ORMEA, Carlo Vincenzo Ferrero di Roasio, marchese d'
Uomo di stato piemontese, nato a Mondovì il 5 aprile 1680, morto a Torino il 29 maggio 1745. Di famiglia nobile, ma povera, fu dapprima giudice a Carmagnola; conosciuto casualmente nel 1706 da Vittorio Amedeo II, entrò in grazia del sovrano che gli conferì successivamente l'intendenza della provincia di Susa, un impiego nell'amministrazione finanziaria, l'intendenza e poi il generalato delle finanze, creandolo prima conte di Roasio poi nel 1722 marchese d'Ormea. Nel 1725, lo inviò a Roma per comporre le vertenze con la S. Sede, sia intorno alle nomine ai vescovati e alle abbazie, sia intorno all'immunità ecclesiastica e ai feudi pontifici in Piemonte, sia infine intorno al riconoscimento di Vittorio Amedeo II come re di Sardegna (v. vittorio amedeo 11). Il d'O. riuscì a cattivarsi la fiducia del pontefice e di personalità della curia e a far concludere le trattative col riconoscimento di Vittorio Amedeo II come re di Sardegna (9 dicembre 1726), col concordato del 29 maggio 1727 tra la Santa Sede e il regno sabaudo e con il breve pure del 29 maggio 1727 circa le nomine ai vescovati, l'uno e l'altro in senso favorevole allo stato sabaudo. Nominato ministro dell'Interno nel 1730, poco prima dell'abdicazione del re, il d'O. si trovò al centro della politica piemontese, rimanendo al suo posto dopo l'abdicazione di Vittorio Amedeo II e l'ascesa al trono dì Carlo Emanuele III: anzi, quando Vittorio Amedeo II cercò di riprendere il potere, fu il d'O. che fece arrestare il vecchio re nel castello di Moncalieri. Divenuto anche ministro degli Esteri nel 1732, insignito dell'ordine della SS. Annunziata, creato, nel 1742, gran cancelliere del regno, il d'O. dominò da allora la vita dello stato sabaudo ed ebbe pertanto parte decisiva nell'atteggiamento assunto da Carlo Emanuele III (v.) nella guerra di successione d'Austria.

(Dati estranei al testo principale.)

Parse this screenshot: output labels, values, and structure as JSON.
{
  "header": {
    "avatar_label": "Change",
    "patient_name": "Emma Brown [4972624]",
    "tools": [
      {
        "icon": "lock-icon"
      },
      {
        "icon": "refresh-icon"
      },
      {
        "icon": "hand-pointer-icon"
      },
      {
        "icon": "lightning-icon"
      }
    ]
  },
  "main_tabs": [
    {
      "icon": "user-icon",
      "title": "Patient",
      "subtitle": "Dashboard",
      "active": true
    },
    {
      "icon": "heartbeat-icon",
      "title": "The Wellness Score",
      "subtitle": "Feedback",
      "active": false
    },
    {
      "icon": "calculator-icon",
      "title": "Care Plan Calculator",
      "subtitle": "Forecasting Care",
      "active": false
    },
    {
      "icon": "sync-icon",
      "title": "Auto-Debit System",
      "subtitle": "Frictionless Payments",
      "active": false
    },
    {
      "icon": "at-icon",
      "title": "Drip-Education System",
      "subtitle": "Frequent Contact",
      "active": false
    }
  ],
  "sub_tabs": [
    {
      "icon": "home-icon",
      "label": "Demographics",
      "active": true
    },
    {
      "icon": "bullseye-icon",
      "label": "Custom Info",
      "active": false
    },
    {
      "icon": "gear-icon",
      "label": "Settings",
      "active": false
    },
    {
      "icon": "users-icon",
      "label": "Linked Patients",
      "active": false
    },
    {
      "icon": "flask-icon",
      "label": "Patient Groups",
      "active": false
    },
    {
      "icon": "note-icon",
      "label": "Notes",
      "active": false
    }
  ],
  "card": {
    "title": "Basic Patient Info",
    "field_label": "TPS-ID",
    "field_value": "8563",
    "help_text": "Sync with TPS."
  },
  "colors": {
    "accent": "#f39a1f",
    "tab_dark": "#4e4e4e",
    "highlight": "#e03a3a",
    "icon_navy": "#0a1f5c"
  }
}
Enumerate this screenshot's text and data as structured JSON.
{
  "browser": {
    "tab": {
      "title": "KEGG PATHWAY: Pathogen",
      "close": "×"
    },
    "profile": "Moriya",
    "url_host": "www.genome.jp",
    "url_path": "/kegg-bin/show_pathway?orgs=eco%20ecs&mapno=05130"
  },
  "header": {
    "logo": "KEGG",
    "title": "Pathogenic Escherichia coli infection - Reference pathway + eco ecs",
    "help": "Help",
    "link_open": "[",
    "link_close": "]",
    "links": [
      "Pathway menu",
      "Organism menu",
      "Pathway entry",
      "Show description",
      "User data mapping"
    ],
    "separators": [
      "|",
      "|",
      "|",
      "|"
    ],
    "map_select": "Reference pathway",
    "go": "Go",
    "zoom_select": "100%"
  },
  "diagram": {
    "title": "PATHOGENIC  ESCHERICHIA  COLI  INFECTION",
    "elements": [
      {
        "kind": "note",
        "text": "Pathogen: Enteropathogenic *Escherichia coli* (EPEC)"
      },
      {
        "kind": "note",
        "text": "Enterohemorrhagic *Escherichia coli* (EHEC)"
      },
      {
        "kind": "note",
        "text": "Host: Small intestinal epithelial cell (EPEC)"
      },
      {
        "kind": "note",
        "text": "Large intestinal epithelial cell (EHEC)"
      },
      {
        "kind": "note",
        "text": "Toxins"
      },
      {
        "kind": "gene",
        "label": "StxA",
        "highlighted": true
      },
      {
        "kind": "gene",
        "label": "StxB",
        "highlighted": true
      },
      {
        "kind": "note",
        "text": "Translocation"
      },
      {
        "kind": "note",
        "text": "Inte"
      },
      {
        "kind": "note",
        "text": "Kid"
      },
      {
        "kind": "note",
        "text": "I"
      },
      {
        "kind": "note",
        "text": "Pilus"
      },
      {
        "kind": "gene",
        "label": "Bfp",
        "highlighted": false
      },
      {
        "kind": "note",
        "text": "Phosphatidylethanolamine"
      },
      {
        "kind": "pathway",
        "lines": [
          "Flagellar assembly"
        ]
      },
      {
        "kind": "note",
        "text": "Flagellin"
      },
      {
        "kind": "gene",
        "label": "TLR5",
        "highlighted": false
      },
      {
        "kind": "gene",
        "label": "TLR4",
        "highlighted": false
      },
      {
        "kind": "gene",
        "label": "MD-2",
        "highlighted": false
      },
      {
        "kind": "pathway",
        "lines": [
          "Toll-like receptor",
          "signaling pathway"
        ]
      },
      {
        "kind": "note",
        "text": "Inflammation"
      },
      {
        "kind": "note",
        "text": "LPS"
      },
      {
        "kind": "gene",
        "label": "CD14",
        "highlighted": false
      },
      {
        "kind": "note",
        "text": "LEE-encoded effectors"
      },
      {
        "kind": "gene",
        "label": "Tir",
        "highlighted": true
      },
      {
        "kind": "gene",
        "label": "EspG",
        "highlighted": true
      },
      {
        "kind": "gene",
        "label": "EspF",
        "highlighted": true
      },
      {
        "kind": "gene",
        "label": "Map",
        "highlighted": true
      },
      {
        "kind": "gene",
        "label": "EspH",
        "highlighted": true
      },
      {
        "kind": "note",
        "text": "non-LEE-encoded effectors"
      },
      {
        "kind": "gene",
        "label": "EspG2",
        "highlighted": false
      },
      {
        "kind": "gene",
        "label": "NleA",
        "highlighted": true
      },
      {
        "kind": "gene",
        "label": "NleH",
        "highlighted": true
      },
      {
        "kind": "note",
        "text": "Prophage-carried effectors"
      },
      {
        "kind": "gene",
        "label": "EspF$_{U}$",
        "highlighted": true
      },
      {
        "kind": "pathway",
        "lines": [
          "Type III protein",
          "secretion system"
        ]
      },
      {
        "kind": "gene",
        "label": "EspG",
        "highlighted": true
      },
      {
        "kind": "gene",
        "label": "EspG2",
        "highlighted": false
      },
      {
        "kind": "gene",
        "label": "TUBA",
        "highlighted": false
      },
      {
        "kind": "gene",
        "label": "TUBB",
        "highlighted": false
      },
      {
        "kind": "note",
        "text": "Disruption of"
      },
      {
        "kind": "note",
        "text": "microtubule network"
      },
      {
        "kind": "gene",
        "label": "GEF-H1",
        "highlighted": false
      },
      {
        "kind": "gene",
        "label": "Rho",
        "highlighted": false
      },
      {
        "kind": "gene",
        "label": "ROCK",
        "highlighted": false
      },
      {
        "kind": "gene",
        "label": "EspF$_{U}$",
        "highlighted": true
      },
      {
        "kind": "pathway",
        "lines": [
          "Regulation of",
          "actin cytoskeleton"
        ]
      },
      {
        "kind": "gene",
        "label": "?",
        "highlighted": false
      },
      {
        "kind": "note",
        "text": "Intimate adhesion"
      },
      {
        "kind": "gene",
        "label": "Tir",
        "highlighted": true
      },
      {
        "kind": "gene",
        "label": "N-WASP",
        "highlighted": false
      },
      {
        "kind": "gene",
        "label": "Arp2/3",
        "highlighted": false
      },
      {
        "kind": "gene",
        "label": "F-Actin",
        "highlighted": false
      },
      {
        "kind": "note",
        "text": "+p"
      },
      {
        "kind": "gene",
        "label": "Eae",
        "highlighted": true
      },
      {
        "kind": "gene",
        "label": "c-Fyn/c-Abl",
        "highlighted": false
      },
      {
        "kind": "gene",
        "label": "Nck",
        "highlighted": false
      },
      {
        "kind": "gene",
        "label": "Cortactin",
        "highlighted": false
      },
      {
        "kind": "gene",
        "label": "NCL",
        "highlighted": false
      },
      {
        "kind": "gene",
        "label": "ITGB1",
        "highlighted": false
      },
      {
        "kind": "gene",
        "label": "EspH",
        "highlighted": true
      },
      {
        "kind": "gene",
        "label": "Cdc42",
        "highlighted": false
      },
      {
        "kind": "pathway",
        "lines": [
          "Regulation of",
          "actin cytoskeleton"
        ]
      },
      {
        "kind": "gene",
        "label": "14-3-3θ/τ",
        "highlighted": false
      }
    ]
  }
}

Nella politica interna, particolarmente notevole fu, anche dopo il 1730, la sua politica di fronte alla S. Sede. Avendo il nuovo papa Clemente XII dichiarata l'invalidità del concordato del 1727, considerato come lesivo dei diritti della Chiesa, il d'O. rispose dapprima con misure assai energiche contro il clero piemontese e con repliche e controrepliche alle comunicazioni della curia; ma, per cattivarsi questa, nel 1736, attirato Pietro Giannone, odiatissimo dalla curia, sul territorio piemontese, lo faceva imprigionare (v. giannone). In seguito a ciò il papa temperò la sua intransigenza, e con nuove trattative si venne, sotto Benedetto XIV, alle convenzioni del 5 gennaio 1741 e all'istruzione-accordo del 6 gennaio 1742.
Il d'O. è figura di primo rilievo nella storia dello stato sabaudo del secolo XVIII: seppe capire e continuare la forte politica di Vittorio Amedeo II, con un'abilità notevole, in cui l'energia sostanziale dei propositi sapeva all'occorrenza essere accortamente mascherata.
Bibl.: Un efficace ritratto del d'O. nella relazione dell'amb. veneto Foscarini, in F. Gandino, Ambasceria di M. Foscarini a Torino (1741-42), in Nuovo archivio veneto, II. Cfr. A. D. Perrero, Il marchese F. d'O. e le sue aspirazioni al cardinalato, in Curiosità e ricerche di storia subalpina, III: id., Un segreto episodio della vita ministeriale del marchese d'O. e del cav. Ossorio (1740-50), in Atti R. Acc. scienze di Torino, XXXI (1895-96); D. Carutti, Storia di Vittorio Amedeo II, 3ª ed., Torino 1897; id., Storia del regno di Carlo Emanuele III, Torino 1859; G. Della Porta, La politica ecclesiastica di Carlo Emanuele III, Firenze 1910; P. Gobetti, in Risorgimento senza eroi, Torino 1926.